Mayo ha sido una locura. Andrea metió seis propuestas nuevas de investigación. Después de meses de preparación,  Fabrizzio y Andrea se fueron a Palo Verde a montar un experimento de simulación de lluvia extrema. Todo iba a viento en popa, hasta que se vinieron unos mega-aguaceros de 60-100 mm (lluvia extrema, qué irónico), con lo cual desaparecieron los suelos secos que necesitábamos. Con esto terminó cruelmente el experimento. Lloramos un poquito, pero como dice nuestra colaboradora  Jennifer Powers, “sometimes nature gives us the best experiments, relax”. Y así, Fabrizzio decidió medir el pulso gigante de CO2 que causó esta lluvia, durante 7 días. Vamos a ver qué dicen los números. Yo creo que algo emocionante.

Estuvimos muchos días en Palo Verde, y todo el mundo trabajando mucho. Andrés y Patricia estuvieron realizando estudios de flamabilidad de especies del bosque seco, con un equipo especial que construyeron para medir el alto de las llamas (fotos pronto).

Después de dos años de espera, llegaron nuestros flamantes LI-COR 8100 para medir flujos de CO2 del suelo. Los usamos en el bosque por primera vez y funcionan a la perfección.

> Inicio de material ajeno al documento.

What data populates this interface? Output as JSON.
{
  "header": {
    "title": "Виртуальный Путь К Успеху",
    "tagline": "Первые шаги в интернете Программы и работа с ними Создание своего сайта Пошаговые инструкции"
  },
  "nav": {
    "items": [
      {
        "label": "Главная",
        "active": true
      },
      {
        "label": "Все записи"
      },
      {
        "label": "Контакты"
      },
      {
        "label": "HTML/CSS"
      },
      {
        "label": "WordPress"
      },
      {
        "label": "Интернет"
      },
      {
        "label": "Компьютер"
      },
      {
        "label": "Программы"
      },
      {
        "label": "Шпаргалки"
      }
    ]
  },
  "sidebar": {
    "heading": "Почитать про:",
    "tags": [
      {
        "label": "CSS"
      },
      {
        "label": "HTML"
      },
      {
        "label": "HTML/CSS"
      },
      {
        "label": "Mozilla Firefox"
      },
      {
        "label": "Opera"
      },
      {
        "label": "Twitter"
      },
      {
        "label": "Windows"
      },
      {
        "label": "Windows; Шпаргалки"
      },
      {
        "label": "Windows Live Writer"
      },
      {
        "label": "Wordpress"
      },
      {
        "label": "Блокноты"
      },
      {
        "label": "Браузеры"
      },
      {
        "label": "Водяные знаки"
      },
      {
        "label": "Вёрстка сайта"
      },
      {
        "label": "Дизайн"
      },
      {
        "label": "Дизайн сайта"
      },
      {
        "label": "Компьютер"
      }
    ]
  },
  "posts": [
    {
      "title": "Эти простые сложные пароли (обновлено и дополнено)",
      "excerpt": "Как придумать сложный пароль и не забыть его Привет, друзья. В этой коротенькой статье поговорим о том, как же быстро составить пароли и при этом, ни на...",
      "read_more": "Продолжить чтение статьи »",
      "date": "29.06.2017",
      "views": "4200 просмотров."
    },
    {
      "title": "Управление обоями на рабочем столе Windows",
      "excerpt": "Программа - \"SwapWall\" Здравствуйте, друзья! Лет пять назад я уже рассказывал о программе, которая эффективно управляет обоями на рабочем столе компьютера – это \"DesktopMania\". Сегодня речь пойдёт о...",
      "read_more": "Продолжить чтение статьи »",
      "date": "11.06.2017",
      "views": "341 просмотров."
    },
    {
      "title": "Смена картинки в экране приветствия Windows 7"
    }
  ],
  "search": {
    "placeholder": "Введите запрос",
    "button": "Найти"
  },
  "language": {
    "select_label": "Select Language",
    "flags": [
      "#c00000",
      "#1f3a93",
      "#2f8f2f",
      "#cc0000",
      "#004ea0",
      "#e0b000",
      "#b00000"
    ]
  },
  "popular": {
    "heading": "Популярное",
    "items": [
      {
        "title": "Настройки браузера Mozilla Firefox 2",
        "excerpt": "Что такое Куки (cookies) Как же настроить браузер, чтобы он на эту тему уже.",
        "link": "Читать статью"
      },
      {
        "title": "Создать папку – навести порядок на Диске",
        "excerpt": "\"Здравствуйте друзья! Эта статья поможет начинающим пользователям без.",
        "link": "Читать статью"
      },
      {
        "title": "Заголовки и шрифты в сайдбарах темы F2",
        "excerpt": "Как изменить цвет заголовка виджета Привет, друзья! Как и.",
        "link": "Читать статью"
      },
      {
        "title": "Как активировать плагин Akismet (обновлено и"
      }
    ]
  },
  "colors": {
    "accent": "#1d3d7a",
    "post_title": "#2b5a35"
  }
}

Ya de vuelta en San José, Andrea, Polleth y Gaby se fajaron para fumigar y extraer suelos para determinar C, N y P en la biomasa microbiana. Los extractos resultantes serán enviados al Soil Lab del Instituto Smithsonian en Panamá para ser analizados, y otros los analizaremos nosotros en el laboratorio de Oceanografía Química del CIMAR.